Iron Reagan - The Tyranny Of Will (Cover Artwork)

Iron Reagan

Iron Reagan: The Tyranny Of Will

The Tyranny Of Will (2014)

Relapse Records


4
I was an impressionable teenager when thrash and crossover were at their peak popularity. Bands like D.R.I., Cro—Mags and Corrosion of Conformity were my heroes. I considered their combination of punk and metal to be the zenith of musical evolution. I loved the way the two sounds came together...

I was an impressionable teenager when thrash and crossover were at their peak popularity. Bands like D.R.I., Cro—Mags and Corrosion of Conformity were my heroes. I considered their combination of punk and metal to be the zenith of musical evolution. I loved the way the two sounds came together, while each maintained its individual identity. If you went to a D.R.I. show in the late '80s, half the crowd was convinced they were a punk band, while the other half would swear they were metal. Those two audiences didn't mix much back in those days, and it was a rare band that could bring them together. Iron Reagan is a band that can bridge those two worlds.

The Tyranny Of Will is the second full length from the Richmond, VA band, and their first for metal powerhouse Relapse Records. Iron Reagan started out as a side project, and is sometimes referred to as a supergroup.

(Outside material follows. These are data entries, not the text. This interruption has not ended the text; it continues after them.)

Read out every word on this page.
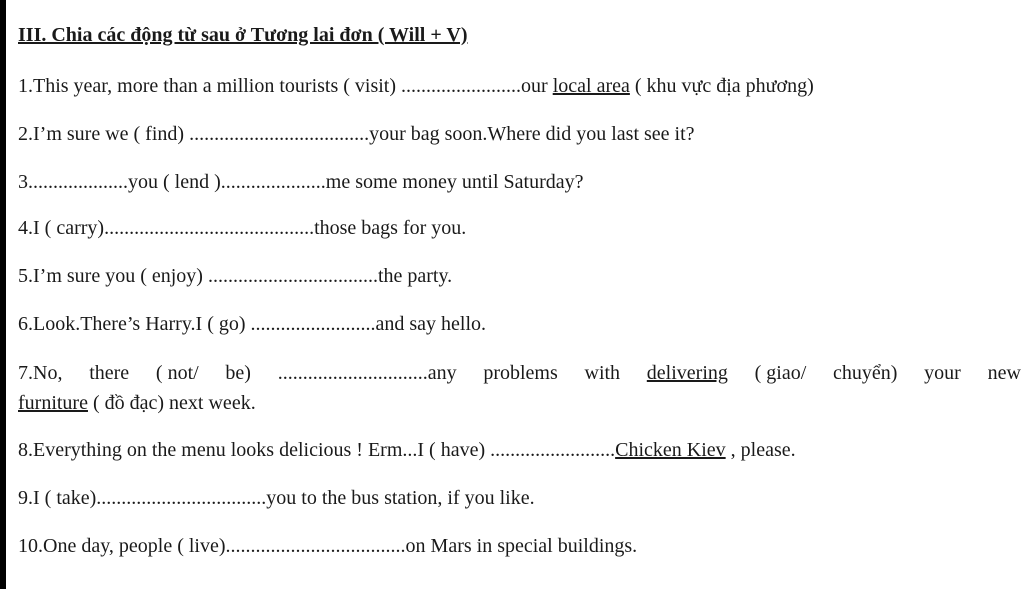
III. Chia các động từ sau ở Tương lai đơn ( Will + V)
1.This year, more than a million tourists ( visit) ........................our local area ( khu vực địa phương)
2.I’m sure we ( find) ....................................your bag soon.Where did you last see it?
3....................you ( lend ).....................me some money until Saturday?
4.I ( carry)..........................................those bags for you.
5.I’m sure you ( enjoy) ..................................the party.
6.Look.There’s Harry.I ( go) .........................and say hello.
7.No, there ( not/ be) ..............................any problems with delivering ( giao/ chuyển) your new
furniture ( đồ đạc) next week.
8.Everything on the menu looks delicious ! Erm...I ( have) .........................Chicken Kiev , please.
9.I ( take)..................................you to the bus station, if you like.
10.One day, people ( live)....................................on Mars in special buildings.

With members coming from Municipal Waste, Cannabis Corpse and Darkest Hour, the names involved might be a bit obscure for the supergroup designation. The side project label may not last long either, as this stands poised to overshadow the groups that spawned it.

The music is well executed thrash along the lines of S.O.D. or Anthrax. The excellent drumming especially reminds me of vintage Anthrax. Vocalist Tony Foresta has an abrasive voice that perfectly suits the material. He sounds confrontational and maintains his intensity throughout the record. The album's subject matter covers some familiar ground. Some songs are vaguely political ("Patriotic Shock," "In Greed We Trust"), reminiscent of D.R.I. or Cro—Mags. Some songs are funny ("Rat Shit," "U Lock The Bike Cop"), like S.O.D. or Anthrax. Others have horror themes ("Eyeball Gore," "Bleeding Frenzy"), and will remind you of early Slayer or The Accused. The lyrics are biting and tongue in cheek, more sarcastic than offensive.

The Tyranny Of Will has a whopping 24 tracks, clocking in at just over a half hour. Many of the songs are a minute or two long, but quite a few come in at less than a minute. "Glocking Out" and "Your Kid's An Asshole" (one of my favorites), are each 12 seconds long. These short tracks prove that sometimes it's best to keep an idea short, rather than expanding it to more traditional song length and risking ruining the joke. "Consensual Harassment" is a favorite of mine that features some gnarly female vocals. Closing song "Four More Years" is the longest on the album at just over four minutes. Its like a soundtrack to a post—apocalyptic political rally and has the record's best lead guitar work.

While Iron Reagan looks to the past for inspiration, this is not really a retro band. Its sound and subject matter are relevant and modern. If there's any justice in the world, Iron Reagan will lead younger fans back to the bands that informed their sound. It would blow a lot of minds if a whole new generation discovered the original crossover bands. I would personally love it if this music made its way into the hands of the fans of the first wave of thrash. People who haven't bought a new release since '95 would have a newer band to care about. The Tyranny Of Will doesn't quite reach the sublime highs of Dealing With It or The Age Of Quarrel , but it's close enough to be talked about in the same conversation.